“You think there are mineral riches up in the mountains then?”

“Think, Master Bart! Oh, I’m sure of it. But where is it to be found? P’r’aps we’re walking over it now, but there’s no means of telling.”

“No,” said Bart thoughtfully, “for everything about is so vast.”

“That’s about it, my lad, and all the harm I wish master is that he may find as much as he wants.”

“I wish he may, Joses,” said Bart, “or that I could find a mine for him and Miss Maude.”

“Well, my lad, we’ll keep our eyes open while we are out, only we have so many other things to push, and want to push on farther so as to get among better pasture for the horses. They don’t look in such good condition as they did.”
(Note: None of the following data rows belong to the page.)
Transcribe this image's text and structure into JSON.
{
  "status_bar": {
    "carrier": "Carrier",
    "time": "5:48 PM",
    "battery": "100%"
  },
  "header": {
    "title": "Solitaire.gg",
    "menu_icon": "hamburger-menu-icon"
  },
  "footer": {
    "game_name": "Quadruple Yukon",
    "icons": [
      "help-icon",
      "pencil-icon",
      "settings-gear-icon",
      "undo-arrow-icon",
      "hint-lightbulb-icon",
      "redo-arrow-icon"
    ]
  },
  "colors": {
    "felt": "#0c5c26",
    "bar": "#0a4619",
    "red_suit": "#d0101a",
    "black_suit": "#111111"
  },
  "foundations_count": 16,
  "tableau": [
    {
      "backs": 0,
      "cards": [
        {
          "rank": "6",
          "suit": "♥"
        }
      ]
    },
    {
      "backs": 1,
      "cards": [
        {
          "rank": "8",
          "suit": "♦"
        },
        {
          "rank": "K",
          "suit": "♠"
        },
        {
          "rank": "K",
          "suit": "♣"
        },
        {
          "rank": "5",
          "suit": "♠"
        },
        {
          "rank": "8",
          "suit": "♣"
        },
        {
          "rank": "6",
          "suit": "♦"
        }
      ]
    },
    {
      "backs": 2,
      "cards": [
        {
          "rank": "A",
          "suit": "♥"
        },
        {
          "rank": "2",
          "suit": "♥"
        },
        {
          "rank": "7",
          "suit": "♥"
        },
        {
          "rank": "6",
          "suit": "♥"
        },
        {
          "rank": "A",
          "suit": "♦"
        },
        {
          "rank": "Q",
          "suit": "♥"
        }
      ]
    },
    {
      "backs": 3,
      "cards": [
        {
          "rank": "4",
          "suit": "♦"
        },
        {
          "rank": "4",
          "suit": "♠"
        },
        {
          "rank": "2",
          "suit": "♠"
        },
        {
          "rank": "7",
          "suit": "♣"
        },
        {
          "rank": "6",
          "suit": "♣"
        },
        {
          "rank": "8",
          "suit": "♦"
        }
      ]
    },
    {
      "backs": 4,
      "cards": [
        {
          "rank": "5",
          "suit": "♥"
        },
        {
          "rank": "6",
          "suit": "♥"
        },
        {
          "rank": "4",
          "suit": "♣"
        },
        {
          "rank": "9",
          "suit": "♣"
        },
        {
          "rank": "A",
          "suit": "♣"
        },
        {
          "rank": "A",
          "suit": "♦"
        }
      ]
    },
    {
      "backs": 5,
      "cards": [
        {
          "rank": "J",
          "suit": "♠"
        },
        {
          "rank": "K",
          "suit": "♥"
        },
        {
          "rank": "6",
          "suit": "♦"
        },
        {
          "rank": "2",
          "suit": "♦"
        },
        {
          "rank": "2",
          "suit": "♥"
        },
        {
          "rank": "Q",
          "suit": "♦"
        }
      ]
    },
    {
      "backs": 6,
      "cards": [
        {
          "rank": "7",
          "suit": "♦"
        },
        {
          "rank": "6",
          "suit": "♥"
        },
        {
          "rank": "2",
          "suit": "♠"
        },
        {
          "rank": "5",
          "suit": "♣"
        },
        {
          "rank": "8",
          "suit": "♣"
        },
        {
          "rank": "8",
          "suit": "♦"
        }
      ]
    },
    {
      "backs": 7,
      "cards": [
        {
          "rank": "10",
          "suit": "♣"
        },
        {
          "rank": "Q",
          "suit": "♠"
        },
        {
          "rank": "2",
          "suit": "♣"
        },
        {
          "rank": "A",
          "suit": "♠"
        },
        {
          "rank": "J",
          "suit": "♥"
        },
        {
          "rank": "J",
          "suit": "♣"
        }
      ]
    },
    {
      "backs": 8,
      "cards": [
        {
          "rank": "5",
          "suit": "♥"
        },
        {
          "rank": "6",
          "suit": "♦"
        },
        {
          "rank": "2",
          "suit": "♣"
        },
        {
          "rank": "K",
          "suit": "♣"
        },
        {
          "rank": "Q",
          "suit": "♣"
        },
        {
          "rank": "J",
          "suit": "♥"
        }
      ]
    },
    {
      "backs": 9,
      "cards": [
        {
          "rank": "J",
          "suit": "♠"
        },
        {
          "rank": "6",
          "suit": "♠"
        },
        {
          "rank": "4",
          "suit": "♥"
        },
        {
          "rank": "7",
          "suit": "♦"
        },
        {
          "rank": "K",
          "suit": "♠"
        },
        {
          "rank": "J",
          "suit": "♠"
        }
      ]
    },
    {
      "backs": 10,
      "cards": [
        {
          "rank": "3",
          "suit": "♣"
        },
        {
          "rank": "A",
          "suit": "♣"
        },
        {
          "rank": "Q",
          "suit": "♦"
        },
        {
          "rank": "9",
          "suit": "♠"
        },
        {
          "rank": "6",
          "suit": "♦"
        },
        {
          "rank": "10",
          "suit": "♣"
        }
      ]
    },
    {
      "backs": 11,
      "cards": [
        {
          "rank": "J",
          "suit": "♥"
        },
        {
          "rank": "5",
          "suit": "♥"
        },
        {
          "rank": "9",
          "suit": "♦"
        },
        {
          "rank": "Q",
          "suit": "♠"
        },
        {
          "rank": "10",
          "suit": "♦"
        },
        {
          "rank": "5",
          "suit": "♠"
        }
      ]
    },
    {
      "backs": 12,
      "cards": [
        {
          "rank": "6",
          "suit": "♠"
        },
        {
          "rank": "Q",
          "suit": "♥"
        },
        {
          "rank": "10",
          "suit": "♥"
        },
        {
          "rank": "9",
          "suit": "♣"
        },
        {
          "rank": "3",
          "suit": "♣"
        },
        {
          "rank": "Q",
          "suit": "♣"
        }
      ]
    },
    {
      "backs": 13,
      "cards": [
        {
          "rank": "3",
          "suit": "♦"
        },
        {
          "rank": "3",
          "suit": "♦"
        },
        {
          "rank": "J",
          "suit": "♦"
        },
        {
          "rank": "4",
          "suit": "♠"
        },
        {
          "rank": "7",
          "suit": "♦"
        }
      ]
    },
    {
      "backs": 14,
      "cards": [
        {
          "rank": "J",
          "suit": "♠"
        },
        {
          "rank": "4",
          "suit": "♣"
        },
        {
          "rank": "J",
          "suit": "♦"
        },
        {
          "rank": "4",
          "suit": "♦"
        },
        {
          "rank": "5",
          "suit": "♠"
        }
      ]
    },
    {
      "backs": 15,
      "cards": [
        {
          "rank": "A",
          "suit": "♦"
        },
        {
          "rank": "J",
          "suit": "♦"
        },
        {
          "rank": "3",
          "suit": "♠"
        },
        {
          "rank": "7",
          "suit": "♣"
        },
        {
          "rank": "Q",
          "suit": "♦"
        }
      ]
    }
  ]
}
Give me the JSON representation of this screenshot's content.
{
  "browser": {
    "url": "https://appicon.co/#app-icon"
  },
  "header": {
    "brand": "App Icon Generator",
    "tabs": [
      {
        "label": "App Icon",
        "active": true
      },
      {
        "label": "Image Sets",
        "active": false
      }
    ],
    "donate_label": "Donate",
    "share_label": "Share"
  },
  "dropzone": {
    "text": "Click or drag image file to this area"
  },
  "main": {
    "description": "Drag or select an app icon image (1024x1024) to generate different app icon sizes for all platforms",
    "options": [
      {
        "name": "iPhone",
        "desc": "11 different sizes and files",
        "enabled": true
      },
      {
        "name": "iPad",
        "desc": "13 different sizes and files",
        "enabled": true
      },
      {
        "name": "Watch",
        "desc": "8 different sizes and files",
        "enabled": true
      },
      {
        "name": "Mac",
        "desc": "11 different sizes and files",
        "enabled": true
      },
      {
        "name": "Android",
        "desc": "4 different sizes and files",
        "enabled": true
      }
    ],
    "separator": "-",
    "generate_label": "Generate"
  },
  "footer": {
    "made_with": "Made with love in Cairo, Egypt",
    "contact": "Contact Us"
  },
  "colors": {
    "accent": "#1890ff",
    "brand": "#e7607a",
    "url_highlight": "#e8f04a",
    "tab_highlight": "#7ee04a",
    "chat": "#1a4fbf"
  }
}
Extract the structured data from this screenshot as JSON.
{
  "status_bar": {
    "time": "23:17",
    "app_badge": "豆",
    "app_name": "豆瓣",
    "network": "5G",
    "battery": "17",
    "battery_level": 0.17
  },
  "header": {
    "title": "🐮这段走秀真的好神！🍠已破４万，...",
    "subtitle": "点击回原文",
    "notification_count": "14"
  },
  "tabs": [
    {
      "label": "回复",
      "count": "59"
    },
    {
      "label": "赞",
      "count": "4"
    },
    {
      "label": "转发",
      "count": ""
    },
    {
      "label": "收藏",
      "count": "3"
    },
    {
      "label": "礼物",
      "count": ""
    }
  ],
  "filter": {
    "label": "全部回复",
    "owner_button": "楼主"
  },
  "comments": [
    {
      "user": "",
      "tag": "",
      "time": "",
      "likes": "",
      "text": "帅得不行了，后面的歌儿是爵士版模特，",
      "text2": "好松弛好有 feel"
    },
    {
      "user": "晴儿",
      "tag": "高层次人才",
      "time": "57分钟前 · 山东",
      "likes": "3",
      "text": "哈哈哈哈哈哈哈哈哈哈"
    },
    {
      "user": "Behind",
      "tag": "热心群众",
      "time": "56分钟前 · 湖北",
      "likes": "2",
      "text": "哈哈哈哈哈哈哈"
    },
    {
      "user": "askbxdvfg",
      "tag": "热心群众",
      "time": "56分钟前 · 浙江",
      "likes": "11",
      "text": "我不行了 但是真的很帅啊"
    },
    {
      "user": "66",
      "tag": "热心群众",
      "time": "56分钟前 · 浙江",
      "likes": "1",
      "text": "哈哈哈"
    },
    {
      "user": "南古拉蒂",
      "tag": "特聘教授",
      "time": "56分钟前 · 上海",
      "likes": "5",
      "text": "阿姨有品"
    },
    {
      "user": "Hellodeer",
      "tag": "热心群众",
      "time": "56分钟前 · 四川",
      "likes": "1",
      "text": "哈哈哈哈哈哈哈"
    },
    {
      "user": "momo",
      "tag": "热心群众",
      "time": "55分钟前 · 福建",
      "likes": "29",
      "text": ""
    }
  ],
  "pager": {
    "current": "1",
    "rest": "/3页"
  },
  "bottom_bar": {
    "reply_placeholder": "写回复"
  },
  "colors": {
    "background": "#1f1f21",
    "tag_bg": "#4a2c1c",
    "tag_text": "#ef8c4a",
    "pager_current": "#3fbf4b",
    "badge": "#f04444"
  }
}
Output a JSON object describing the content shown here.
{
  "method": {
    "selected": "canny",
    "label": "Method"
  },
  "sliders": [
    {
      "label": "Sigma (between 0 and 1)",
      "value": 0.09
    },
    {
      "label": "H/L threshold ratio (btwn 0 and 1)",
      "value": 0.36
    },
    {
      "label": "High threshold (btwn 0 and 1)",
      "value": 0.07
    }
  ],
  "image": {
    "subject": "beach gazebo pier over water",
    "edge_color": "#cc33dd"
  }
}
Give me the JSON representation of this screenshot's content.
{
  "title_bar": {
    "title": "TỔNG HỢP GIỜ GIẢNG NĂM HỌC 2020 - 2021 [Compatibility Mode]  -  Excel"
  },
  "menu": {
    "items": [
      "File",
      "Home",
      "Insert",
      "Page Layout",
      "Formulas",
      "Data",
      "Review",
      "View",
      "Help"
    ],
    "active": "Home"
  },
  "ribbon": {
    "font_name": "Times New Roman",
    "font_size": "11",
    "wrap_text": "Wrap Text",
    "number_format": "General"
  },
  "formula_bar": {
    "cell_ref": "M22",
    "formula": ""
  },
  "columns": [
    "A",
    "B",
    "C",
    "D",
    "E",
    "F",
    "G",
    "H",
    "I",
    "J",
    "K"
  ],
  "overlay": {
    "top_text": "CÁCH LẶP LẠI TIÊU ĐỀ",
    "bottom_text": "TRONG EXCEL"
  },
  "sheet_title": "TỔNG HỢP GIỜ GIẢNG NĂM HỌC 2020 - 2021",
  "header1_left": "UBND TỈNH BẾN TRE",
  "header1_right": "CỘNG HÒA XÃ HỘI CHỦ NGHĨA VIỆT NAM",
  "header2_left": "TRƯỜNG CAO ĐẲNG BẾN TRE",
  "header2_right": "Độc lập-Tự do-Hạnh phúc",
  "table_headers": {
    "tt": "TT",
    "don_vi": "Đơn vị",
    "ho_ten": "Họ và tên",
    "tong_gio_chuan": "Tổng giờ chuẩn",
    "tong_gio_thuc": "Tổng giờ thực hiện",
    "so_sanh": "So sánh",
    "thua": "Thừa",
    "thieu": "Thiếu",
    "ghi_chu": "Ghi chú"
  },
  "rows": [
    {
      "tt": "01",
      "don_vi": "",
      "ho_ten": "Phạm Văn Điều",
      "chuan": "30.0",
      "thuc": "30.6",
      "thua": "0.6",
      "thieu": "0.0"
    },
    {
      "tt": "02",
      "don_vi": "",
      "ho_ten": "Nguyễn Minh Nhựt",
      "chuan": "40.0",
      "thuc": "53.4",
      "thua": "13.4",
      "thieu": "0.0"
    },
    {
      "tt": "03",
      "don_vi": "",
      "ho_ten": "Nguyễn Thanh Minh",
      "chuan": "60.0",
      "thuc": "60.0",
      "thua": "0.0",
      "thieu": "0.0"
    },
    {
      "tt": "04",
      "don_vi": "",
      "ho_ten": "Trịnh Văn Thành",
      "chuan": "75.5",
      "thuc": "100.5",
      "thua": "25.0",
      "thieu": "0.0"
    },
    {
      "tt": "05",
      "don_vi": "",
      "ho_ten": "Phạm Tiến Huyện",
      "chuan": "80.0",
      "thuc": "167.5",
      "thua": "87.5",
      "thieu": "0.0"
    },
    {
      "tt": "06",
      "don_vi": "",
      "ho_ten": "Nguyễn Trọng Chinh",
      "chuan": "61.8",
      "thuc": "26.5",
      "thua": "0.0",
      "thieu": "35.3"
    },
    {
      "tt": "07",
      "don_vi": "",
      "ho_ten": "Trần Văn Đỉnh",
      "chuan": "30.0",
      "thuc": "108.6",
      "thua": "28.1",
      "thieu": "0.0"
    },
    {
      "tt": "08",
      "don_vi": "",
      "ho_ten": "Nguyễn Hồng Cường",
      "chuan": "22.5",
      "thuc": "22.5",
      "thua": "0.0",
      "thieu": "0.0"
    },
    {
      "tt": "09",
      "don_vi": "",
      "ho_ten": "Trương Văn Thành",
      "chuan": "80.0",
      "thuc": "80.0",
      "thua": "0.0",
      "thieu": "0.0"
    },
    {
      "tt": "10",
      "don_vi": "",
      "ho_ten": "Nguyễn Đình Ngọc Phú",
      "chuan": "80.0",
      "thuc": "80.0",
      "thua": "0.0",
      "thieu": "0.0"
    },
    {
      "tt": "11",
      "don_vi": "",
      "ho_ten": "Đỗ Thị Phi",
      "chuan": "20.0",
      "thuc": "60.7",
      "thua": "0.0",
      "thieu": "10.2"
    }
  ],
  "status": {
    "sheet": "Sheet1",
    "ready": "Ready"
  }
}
There was good reason for this remark, their halting-places during the past few days having been in very sterile spots, where the tall forbidding rocks were relieved by very little that was green, and patches of grass were few.

But these were the regions most affected by the Doctor, who believed that they were the most likely ones for discovering treasure belonging to nature’s great storehouse, untouched as yet by man. In these barren wilds he would tramp about, now climbing to the top of some chine, now letting himself down into some gloomy forbidding ravine, but always without success, there being nothing to tempt him to say, “Here is the beginning of a very wealthy mine.”

Every time they journeyed on the toil became greater, for they were in most inaccessible parts of the mountain range, and they knew by the coolness of the air that they must now be far above the plains.

Bart and Joses worked hard to supply the larder, the principal food they obtained being the sage grouse and dusky grouse, which birds they found to be pretty plentiful high up in the mountains wherever there was a flat or a slope with plenty of cover; but just as they were getting terribly tired of the sameness of this diet, Bart made one morning a lucky find.